Wednesday, April 27, 2016

When does your responsibility to your "x" end, if ever.



Hello

So at what point does the welfare of my X no longer effect me or my life? Or, because she is the mother of my children does this go on forever.

I guess I am just frustrated because she didn't want to be with me but when things get difficult I am the one she calls.  I give advice about moving on with her life and not living for the kids but she doesn't listen to me.  She never listens to any of my advice and then calls and wonders why things go wrong.

the kids worry about her and I have to go investigate what is wrong to calm them down and reasurre them that everything is fine.

it is just frustrating and all I am doing is venting.

Tuesday, April 5, 2016

Hello

I am always struggling with the time I lost with the kids.  I missed so much of their high school years.

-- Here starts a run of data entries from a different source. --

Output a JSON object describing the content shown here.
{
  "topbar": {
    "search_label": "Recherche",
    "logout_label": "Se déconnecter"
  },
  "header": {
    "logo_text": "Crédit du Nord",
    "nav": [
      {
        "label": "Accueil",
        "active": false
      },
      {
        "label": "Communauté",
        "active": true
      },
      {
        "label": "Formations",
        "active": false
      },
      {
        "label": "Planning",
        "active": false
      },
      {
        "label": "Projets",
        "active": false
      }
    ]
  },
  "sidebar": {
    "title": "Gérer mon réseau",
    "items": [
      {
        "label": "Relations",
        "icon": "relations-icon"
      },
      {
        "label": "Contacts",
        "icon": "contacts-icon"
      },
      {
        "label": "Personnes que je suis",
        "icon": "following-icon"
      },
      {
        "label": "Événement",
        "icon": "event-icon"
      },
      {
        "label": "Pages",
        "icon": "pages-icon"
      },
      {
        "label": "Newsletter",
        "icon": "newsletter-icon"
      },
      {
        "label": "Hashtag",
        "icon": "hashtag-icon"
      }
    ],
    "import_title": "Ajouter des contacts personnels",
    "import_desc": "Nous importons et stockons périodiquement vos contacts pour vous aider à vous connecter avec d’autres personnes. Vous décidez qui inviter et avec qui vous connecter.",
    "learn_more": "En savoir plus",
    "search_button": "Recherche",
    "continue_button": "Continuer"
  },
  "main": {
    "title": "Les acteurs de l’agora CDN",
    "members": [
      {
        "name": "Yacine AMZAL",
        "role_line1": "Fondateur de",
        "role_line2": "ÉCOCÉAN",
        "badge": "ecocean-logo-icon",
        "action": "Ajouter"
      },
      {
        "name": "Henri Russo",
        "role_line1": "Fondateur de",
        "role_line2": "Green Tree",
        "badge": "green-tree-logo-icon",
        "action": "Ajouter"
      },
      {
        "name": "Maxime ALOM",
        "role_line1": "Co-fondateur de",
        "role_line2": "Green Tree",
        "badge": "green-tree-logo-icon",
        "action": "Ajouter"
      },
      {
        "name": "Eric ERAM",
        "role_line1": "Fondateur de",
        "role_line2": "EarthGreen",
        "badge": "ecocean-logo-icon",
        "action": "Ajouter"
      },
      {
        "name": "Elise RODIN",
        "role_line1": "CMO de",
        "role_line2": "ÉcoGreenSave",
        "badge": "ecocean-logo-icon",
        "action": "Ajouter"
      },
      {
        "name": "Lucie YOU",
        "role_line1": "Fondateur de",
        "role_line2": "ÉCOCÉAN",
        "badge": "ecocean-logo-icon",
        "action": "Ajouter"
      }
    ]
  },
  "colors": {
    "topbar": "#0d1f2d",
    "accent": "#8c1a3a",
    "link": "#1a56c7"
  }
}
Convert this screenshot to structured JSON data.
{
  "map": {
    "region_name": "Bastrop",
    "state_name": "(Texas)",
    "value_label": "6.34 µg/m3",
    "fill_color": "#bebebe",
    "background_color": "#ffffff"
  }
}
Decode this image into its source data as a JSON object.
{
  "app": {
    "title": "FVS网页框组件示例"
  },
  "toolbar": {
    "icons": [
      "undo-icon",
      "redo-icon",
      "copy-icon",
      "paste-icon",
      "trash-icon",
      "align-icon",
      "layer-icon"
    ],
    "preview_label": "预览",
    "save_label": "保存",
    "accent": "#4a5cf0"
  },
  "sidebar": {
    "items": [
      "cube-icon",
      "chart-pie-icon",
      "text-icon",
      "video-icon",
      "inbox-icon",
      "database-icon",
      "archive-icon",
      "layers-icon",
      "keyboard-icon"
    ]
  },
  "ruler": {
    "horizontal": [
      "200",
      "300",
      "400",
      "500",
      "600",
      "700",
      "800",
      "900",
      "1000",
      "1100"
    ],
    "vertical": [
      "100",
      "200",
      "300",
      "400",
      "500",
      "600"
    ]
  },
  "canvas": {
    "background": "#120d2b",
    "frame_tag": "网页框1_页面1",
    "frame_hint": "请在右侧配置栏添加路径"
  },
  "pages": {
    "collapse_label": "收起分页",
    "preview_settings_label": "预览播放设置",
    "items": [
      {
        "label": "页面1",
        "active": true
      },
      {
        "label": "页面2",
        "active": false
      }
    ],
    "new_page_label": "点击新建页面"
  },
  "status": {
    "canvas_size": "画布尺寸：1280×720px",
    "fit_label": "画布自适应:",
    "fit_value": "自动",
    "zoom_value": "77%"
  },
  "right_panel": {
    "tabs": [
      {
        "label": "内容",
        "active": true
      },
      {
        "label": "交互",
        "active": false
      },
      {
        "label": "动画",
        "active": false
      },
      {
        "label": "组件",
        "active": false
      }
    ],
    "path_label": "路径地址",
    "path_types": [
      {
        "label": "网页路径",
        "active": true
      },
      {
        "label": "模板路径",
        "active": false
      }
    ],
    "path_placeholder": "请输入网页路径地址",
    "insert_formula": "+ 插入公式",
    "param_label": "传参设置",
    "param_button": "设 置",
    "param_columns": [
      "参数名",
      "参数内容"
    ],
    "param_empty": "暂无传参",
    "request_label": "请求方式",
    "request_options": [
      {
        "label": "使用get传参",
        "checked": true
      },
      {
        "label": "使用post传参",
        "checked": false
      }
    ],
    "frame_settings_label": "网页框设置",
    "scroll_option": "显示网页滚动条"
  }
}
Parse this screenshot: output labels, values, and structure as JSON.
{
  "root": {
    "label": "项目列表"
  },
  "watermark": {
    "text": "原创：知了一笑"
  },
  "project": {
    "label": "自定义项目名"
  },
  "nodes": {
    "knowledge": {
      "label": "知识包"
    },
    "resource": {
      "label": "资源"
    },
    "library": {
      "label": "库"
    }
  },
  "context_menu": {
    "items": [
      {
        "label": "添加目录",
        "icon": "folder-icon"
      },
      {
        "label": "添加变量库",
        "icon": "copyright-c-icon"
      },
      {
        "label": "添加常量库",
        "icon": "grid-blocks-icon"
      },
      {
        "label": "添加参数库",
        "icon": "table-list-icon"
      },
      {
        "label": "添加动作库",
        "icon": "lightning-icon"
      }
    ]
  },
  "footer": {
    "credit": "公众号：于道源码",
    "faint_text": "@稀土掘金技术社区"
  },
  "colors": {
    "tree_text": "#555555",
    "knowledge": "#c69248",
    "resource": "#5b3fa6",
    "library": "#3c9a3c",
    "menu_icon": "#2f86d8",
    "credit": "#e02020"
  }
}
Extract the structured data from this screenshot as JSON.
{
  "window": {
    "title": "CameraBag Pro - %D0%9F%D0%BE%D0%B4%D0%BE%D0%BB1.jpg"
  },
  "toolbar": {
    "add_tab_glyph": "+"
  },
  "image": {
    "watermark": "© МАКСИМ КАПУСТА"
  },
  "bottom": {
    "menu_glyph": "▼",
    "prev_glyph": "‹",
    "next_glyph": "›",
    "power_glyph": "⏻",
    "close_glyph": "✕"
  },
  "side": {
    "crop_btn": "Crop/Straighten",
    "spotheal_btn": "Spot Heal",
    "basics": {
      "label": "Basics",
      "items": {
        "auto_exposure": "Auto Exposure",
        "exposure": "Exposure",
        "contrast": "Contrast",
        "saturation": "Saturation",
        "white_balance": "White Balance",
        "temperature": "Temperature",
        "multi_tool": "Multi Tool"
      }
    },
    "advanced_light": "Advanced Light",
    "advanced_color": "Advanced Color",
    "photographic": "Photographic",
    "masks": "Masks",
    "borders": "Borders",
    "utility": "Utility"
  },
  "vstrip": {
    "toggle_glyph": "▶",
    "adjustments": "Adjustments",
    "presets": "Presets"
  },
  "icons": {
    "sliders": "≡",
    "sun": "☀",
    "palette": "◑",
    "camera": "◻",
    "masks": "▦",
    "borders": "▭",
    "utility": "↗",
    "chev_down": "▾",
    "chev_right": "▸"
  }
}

Time that I should have been there helping them grow and understand life.  Teaching them social skill and being there for the good times and the bad.  As they struggled through school I had to hear about things second hand or days after they occurred.  I missed hearing about first girlfriends/boyfriends, seeing them off on dates, being there to comfort after a hard day.

The cost of divorce in financial terms is tough, but money can be made up, time missed with kids can never be made up.  I am not suggesting at any point that if the marriage would have continued it would have been better, i am confident it would have been even harder on the kids.  what I am saying is before having kids I should have found someone more compatible with me.

I desperately try and make up ground now, but as the kids are older and off at school it beomes even more difficult because I see them less and less and having heart to heart talks are tough over the phone.

I do take great pride in the small victories, when I do geth through to them and coach them in the right direction.

I know it is hard on them as well, splitting times between to homes, not having one place to go to with all their stuff.  constantly packing up and unpacking.

I wonder sometimes what long term effect this will have on them, will they ever be able to settle down and relax in one place or will they always feel like they have to move.